Birds use a number of mechanisms to navigate while migrating. They use starlight, polarized light from the sun, the earth’s magnetic field, visual landmarks, and some auditory cues. Light pollution has had the greatest negative impact on bird migration. The majority of birds migrate at night and rely heavily on light from the stars and other polarized light to navigate. Light pollution greatly interferes with this. Not as much is known about noise pollution and how it impacts migration. However, some birds do seem to use auditory cues to navigate, so it stands to reason that noise pollution could impact this ability.
How can we be better stewards of the environment?

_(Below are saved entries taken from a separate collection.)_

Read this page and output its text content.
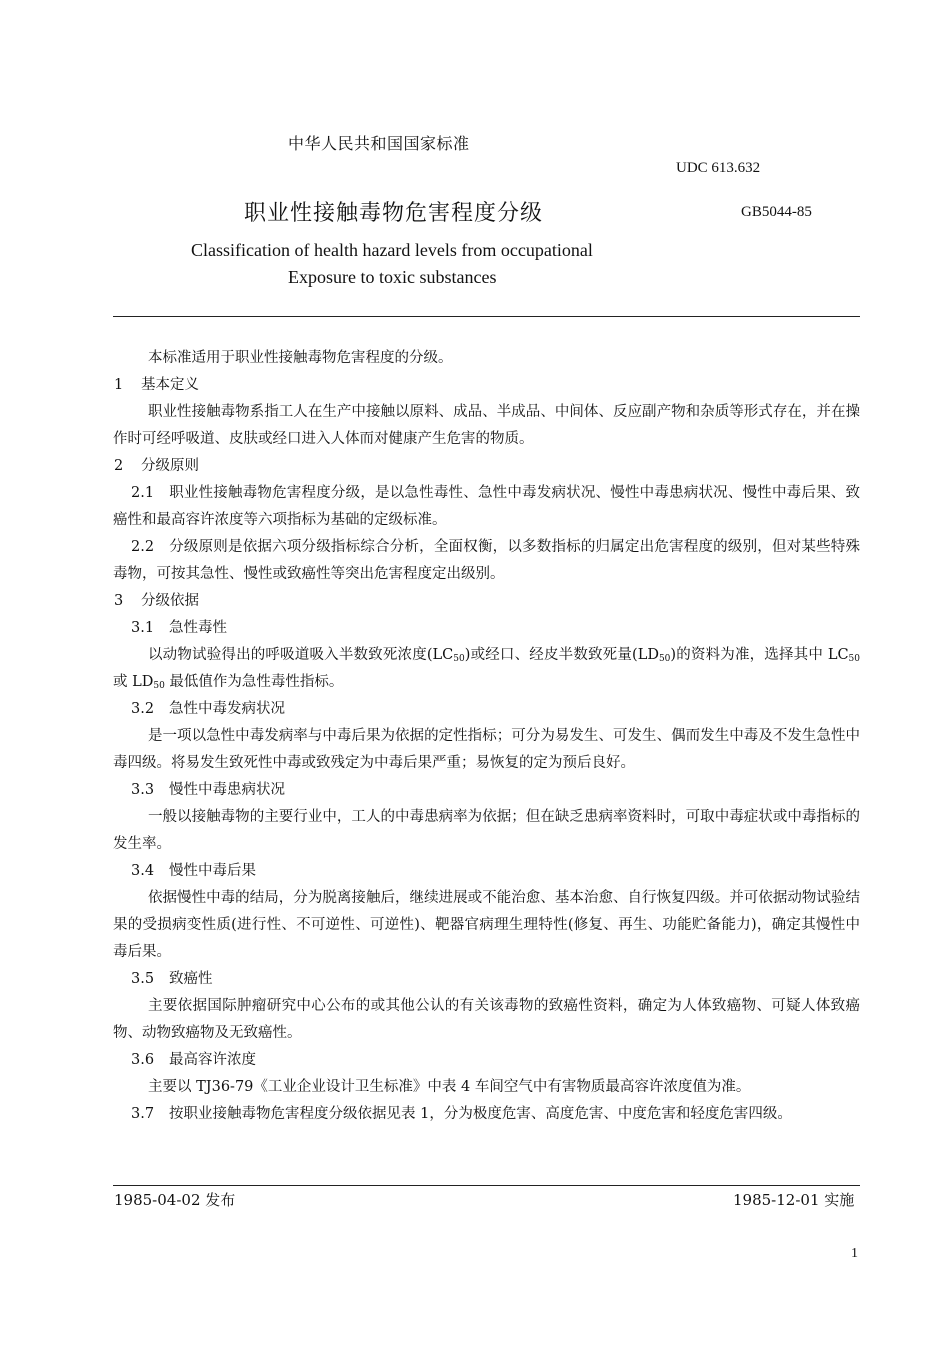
中华人民共和国国家标准
UDC 613.632
职业性接触毒物危害程度分级	GB5044-85
Classification of health hazard levels from occupational
Exposure to toxic substances

本标准适用于职业性接触毒物危害程度的分级。

1 基本定义

职业性接触毒物系指工人在生产中接触以原料、成品、半成品、中间体、反应副产物和杂质等形式存在，并在操作时可经呼吸道、皮肤或经口进入人体而对健康产生危害的物质。

2 分级原则

2.1 职业性接触毒物危害程度分级，是以急性毒性、急性中毒发病状况、慢性中毒患病状况、慢性中毒后果、致癌性和最高容许浓度等六项指标为基础的定级标准。

2.2 分级原则是依据六项分级指标综合分析，全面权衡，以多数指标的归属定出危害程度的级别，但对某些特殊毒物，可按其急性、慢性或致癌性等突出危害程度定出级别。

3 分级依据

3.1 急性毒性

以动物试验得出的呼吸道吸入半数致死浓度$(LC_{50})$或经口、经皮半数致死量$(LD_{50})$的资料为准，选择其中 $LC_{50}$ 或 $LD_{50}$ 最低值作为急性毒性指标。

3.2 急性中毒发病状况

是一项以急性中毒发病率与中毒后果为依据的定性指标；可分为易发生、可发生、偶而发生中毒及不发生急性中毒四级。将易发生致死性中毒或致残定为中毒后果严重；易恢复的定为预后良好。

3.3 慢性中毒患病状况

一般以接触毒物的主要行业中，工人的中毒患病率为依据；但在缺乏患病率资料时，可取中毒症状或中毒指标的发生率。

3.4 慢性中毒后果

依据慢性中毒的结局，分为脱离接触后，继续进展或不能治愈、基本治愈、自行恢复四级。并可依据动物试验结果的受损病变性质(进行性、不可逆性、可逆性)、靶器官病理生理特性(修复、再生、功能贮备能力)，确定其慢性中毒后果。

3.5 致癌性

主要依据国际肿瘤研究中心公布的或其他公认的有关该毒物的致癌性资料，确定为人体致癌物、可疑人体致癌物、动物致癌物及无致癌性。

3.6 最高容许浓度

主要以 TJ36-79《工业企业设计卫生标准》中表 4 车间空气中有害物质最高容许浓度值为准。

3.7 按职业接触毒物危害程度分级依据见表 1，分为极度危害、高度危害、中度危害和轻度危害四级。

1985-04-02 发布	1985-12-01 实施
1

Start small. Concentrate on your own impact. Begin by consuming less of everything. Try to switch to reusable products whenever possible. Buy products with as little packaging as possible. If your utility company offers renewable energy, take them up on that offer, despite the cost, if you can. The more we consume, the more habitat we have to cut into to extract those resources.
Next, create habitat. Remove as much of your turf grass as your willing to and plant native species instead. Reach out to conservation groups to see how you can get involved with restoration projects. Contact your local representatives and demand that they speak up for habitat and thus, the overall environment that we all share with the many species on this earth.
Finally, create future stewards of the land. Talk to your neighbors. Get to know how they like to engage with the outdoors or how they rely on healthy ecosystems. The better we start to understand these connections, the better we are able to take the necessary steps to prevent severing these connections. Take a friend or family member into a natural space and learn about it together. Take kids outdoors! Learn the species of plants and animals together. Learn what you like and don’t like. Become familiar with the natural world that so many of us have lost a connection to, so that the next time you go out, it’s more familiar and welcoming.
Any advice for someone looking to get into studying birds/ecology?
It all starts with getting outdoors, first and foremost. Begin to reintroduce yourself to our wild places on your own terms. Buy a field guide for the birds, amphibians, trees, etc.. of your area. Once you’ve done that, get involved with groups like the National Audubon Society or the Nature Conservancy. They offer all sorts of opportunities to get involved with and learn about the natural world.
If you want to take it a step further, start reading books by famous naturalists such as E.O. Wilson, Aldo Leopold, Terry Tempest Williams, Sigurd Olson. Although it’s a lot of work, you could take my route, and end up with graduate degrees in ecology and evolution. I can emphasize that education has vastly expanded my understanding of our place and impacts on this planet.
Sound Devices was proud to provide Dr. Job and his team a MixPre-6 to aid in his research.